Now that’s a subtle difference, you may think, well, CVS and SVN those track changes too!! they don’t. They track the changes that it takes to Git from version-to-version of each of the different files or the different states of a directory. Git doesn’t work that way, Git focuses on these changesets in encapsulating a changeset as a discrete unit and then those changesets can be exchanged between repositories. We’re not trying to keep up-to-date with the latest version of something instead the question is, do we have a changeset applied or not? So there is no single master repository, there are just many working copies each with their combination of changesets.

Let me give an illustration to make this clear. Imagine that we have changes to a single document as sets A, B, C, D, E, and F, we’re just going to give them arbitrary letter names so that we can help see it.

REPO 1: A, B, C, D, E, F has all six of those changesets in it
REPO 2: A, B, D, F i.e. has only four of those changes in it.
REPO 3: A, B, C, E
REPO 4: A, B, E, F

We could have a first repository that has all six of those changesets in it. We can have repository 2 that only has four of those changes in it. It’s not that it’s behind repository 1 or that it needs to be brought up-to-date, it’s just simply that it doesn’t have the same changesets. We can have repository 3 that has A, B, C, and E, and repository 4 that has A, B, E, and F.

No one of these is right and no one of these is wrong. None of them is the master repository and the others are somehow out-of-date or out of sync with it. They all are just different repositories that happened to have different changes in them. We could just as easily add changeset G to repository 3, and then we could share it with
Whereas with CVS and SVN, for example, you would need to submit those changes to the central server and then people would need to pull down those changes to update their versions of the file.

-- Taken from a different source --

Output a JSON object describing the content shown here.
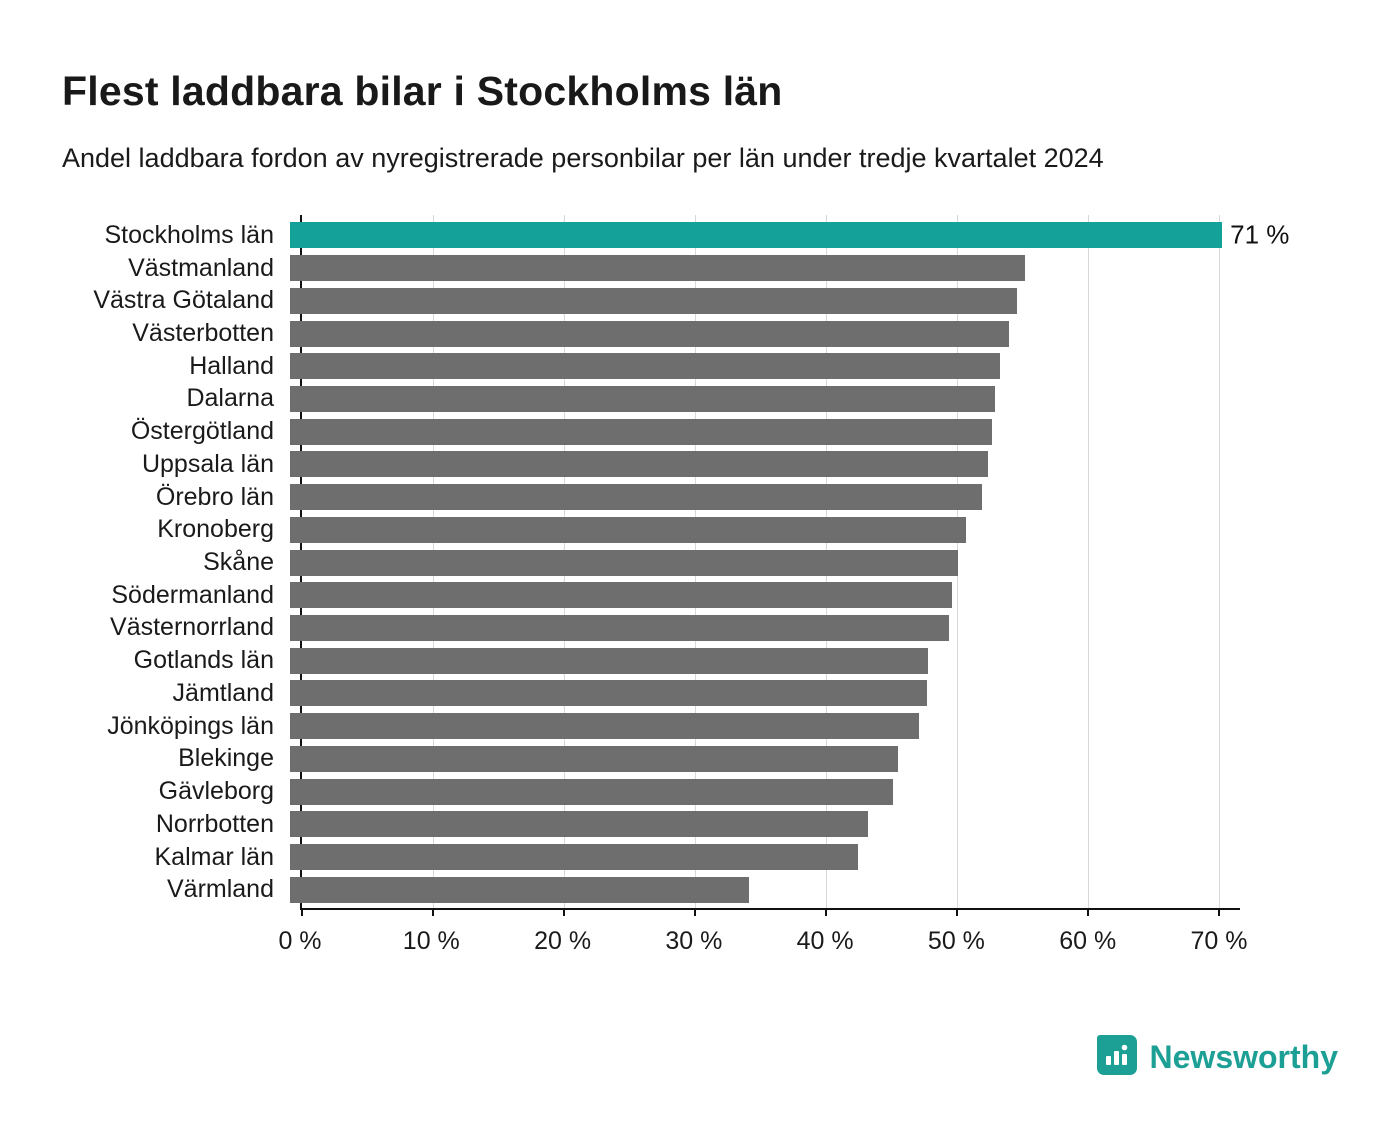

Now by convention, we often do designate a repository as being a master repository, but that’s not built-in to Git, it’s not part of the Git architecture, that’s just convention, that we say, okay, this is the master one and everyone is going to submit their changes to the master one, we’re going to try all stay in sync from that one or we don’t have to. We can actually have three or four different master ones that have different versions, different features in them, and we could all be contributing to those equally and just swapping changes between them. Now because it’s distributed that has a couple of advantages, it means that there is no need to communicate with a central server, which makes things faster, and it means that no network access is required to submit our changes, we can work on an airplane.
There is no single failure point, with CVS and SVN if something goes wrong with that central repository that can be a real showstopper for everyone else who is working off of that central repository.
With Git we don’t have that problem, everyone can keep working, they’ve each got their repository that they are working from, not just a copy that they’re trying to keep in sync with a central repository.

It also encourages participation in the forking of projects, and this is important in the open-source community. Because developers can work independently, they can then make changes, bug fixes, feature improvements, and then submit those back to the project for either inclusion or rejection. And if you decide you don’t like the way that an open-source project is going, you can fork it, take it to a completely different direction and say, you know what, I’m going to just make a clean break and make my repository now the one that I’m going to work from, all of my changes will be submitted to there, and I can still pull changesets from the master one into my project whenever I want. But I don’t have to, I can go my own way. That becomes a really powerful and flexible feature that’s well suited to collaboration between teams especially loose groups of distributed developers like you have in the open-source world. Distributed version control is an important part of the Git architecture that you need to keep in mind. Especially, if you have previous experience with another Version Control System like CVS or SVN. We’ll talk a lot more about how Git tracks and merges these changesets as we go forward.

For now, just make sure that you understand that there is no central repository that we were from, all repositories are considered equal by Git, it’s just a matter of whether a repository has changed in it or doesn’t.